Wir haben natürlich einige wichtige Sachen, die es zu lösen gilt. Die Partnerschaft zwischen Deutschland und Polen ist ein wichtiges Fundament auch für die Europäische Union. Wenn wir Einheit zeigen, dann sind wir auch in der Lage dafür zu kämpfen, dass seitens der europäischen Bevölkerung wieder Vertrauen da ist, um auch weiter Einfluss auf das Schicksal der Europäischen Union nehmen zu können, die ja von Krisen geplagt ist. Das weiß jeder. Aber wichtig ist, dass wir diese Krisen gemeinsam bewerkstelligen, dass wir nach Lösungen suchen, die für alle akzeptabel sind. Wir werden mit Sicherheit auch diese wichtigen Fragen besprechen.

Heute in unseren Gesprächen wird auch die Sicherheit eine wichtige Rolle spielen. In drei Wochen ist der Nato-Gipfel in Warschau, wo wir Gastgeber sind. Wir möchten, dass im Osten unseres Kontinents die Sicherheit gestärkt werden kann, dass alle drängenden Probleme hier berücksichtigt werden.

Frau Bundeskanzlerin, vielen Dank, dass deutsche Truppen auch bei den „Anakonda“-Übungen dabei waren. Ich konnte selbst beobachten, wie deutsche und britische Soldaten eine Behelfsbrücke über die Weichsel gebaut haben. Innerhalb einer halben Stunde konnte die Brücke aufgestellt werden und war dann für Fahrzeuge befahrbar. Diese militärische Zusammenarbeit ist also sehr gut. Sie zeigt uns - diese Präsenz auch jetzt -, dass die Nato sehr aktiv ist. Ich hoffe, der Gipfel wird zeigen, dass es diese rotierende, aber permanente Präsenz der Nato geben wird und dass somit nicht nur die Sicherheit Mittel- und Osteuropas und des Südens gestärkt werden kann, sondern die Sicherheit von ganz Europa.
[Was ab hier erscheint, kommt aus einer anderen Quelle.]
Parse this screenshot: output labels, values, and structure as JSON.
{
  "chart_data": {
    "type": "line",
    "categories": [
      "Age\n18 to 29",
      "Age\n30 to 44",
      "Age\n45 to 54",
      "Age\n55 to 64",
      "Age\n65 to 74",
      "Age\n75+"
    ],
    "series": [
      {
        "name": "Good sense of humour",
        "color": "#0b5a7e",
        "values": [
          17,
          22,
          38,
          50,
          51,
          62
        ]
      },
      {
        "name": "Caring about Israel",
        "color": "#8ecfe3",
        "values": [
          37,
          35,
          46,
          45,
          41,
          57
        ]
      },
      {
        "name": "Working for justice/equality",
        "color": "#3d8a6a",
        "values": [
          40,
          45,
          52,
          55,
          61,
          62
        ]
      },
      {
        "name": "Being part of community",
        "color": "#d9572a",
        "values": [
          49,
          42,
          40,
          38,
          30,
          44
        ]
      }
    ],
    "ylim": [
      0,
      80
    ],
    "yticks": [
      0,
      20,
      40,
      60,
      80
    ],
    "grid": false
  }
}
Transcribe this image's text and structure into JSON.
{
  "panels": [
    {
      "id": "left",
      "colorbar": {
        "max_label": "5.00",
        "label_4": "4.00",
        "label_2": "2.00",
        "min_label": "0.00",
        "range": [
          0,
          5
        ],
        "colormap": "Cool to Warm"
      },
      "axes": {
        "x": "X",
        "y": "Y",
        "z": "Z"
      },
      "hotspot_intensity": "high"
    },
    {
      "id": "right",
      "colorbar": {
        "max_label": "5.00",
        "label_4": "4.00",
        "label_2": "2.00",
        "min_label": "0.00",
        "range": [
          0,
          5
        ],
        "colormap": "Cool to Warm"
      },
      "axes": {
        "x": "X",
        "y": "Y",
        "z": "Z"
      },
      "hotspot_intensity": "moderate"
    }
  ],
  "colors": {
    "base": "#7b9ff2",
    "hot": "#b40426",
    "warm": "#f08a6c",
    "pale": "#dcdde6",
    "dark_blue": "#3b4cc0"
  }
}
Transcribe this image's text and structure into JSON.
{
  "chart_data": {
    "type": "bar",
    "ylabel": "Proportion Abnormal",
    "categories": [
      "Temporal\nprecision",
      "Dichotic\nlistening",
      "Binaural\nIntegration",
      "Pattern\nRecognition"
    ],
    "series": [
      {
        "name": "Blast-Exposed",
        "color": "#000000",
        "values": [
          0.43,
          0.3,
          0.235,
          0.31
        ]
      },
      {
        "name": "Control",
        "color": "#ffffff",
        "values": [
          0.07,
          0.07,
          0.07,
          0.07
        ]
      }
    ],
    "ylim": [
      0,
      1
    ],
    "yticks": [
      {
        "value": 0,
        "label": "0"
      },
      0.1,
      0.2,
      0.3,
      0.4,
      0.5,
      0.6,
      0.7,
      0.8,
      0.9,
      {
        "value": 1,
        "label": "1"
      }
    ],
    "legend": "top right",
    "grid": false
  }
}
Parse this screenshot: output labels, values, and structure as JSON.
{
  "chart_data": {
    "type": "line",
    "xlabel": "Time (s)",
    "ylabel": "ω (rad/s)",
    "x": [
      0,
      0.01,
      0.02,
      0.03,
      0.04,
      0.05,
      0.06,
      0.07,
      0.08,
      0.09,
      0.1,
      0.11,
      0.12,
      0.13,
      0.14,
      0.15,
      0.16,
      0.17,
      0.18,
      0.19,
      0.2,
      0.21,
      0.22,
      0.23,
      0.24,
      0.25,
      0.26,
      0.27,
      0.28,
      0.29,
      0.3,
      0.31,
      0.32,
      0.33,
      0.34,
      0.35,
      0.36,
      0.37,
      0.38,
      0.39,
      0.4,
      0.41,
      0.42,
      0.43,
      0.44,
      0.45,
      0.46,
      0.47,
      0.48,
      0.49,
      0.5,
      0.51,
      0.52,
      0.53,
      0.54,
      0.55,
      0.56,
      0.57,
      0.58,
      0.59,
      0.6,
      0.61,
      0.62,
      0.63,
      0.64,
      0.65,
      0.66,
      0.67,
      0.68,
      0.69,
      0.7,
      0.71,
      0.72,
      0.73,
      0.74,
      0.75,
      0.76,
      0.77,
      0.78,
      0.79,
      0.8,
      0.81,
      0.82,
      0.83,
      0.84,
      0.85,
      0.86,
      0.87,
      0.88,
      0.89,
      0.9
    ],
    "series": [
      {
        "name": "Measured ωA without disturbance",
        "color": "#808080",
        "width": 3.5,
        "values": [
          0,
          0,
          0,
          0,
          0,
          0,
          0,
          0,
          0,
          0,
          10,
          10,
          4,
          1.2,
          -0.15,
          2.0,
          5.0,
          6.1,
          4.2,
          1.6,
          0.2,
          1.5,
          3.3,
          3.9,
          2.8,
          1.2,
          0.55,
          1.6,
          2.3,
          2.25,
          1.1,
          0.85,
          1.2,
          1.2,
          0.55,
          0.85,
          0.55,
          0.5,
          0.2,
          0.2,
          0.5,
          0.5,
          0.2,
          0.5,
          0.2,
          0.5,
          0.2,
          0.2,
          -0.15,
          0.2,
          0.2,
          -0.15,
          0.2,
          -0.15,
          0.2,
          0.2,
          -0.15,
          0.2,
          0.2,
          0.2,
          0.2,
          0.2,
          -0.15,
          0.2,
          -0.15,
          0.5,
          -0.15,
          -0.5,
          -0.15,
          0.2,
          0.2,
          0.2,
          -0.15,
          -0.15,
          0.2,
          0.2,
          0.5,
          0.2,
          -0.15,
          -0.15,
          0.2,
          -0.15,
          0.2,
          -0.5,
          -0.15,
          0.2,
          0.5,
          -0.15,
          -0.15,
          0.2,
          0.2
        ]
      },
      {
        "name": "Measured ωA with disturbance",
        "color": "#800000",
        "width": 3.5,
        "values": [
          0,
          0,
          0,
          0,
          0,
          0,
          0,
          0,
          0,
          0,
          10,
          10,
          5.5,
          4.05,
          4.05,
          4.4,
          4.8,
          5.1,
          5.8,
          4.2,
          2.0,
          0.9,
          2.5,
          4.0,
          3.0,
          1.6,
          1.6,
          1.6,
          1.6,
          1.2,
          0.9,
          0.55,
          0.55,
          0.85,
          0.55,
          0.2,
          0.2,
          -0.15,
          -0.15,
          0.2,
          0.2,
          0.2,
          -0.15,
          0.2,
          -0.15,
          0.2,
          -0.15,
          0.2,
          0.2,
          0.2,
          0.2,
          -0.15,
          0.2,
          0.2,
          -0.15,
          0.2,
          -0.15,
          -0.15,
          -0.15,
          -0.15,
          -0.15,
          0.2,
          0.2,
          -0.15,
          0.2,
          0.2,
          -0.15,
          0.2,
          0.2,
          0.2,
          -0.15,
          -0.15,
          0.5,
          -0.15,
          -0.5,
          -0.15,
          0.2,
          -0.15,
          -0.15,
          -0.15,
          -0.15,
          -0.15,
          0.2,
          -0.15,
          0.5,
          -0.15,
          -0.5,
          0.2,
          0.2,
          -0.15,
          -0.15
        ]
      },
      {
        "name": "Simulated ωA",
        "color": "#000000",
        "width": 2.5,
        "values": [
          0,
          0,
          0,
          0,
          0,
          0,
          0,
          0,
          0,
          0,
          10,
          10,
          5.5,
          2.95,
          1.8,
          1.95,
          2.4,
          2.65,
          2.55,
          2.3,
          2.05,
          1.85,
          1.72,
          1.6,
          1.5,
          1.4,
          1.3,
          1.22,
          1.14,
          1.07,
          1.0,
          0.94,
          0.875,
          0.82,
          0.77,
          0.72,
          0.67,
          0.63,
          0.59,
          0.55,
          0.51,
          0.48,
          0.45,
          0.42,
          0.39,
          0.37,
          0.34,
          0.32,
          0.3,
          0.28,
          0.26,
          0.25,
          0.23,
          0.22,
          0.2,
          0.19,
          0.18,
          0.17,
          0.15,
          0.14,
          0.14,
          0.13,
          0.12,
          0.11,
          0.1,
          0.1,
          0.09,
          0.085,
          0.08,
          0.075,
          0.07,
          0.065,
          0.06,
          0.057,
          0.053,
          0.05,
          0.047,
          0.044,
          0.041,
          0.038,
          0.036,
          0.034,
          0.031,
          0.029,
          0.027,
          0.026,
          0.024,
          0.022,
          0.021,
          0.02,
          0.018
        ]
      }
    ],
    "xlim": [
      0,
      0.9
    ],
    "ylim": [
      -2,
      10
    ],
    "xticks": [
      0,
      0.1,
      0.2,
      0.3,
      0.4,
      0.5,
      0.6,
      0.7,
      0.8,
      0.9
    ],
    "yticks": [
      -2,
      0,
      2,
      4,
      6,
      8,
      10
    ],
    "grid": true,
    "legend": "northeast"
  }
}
Wir werden uns auch, meine Damen und Herren, über andere Fragen unterhalten. Wir werden auf die Flüchtlingskrise eingehen und besprechen, was hier die besten Lösungen sein können, wie wir zusammenarbeiten können. Ich möchte auch mit Ihnen ein künftiges Treffen des Weimarer Dreiecks besprechen. Hoffentlich können wir auch auf dieses Thema eingehen. Wir werden uns auch über andere Fragen der Zusammenarbeit zwischen unseren beiden Ländern unterhalten. Ich freue mich sehr auf unsere Gespräche.

Vielen herzlichen Dank, dass ich hier in Berlin sein darf.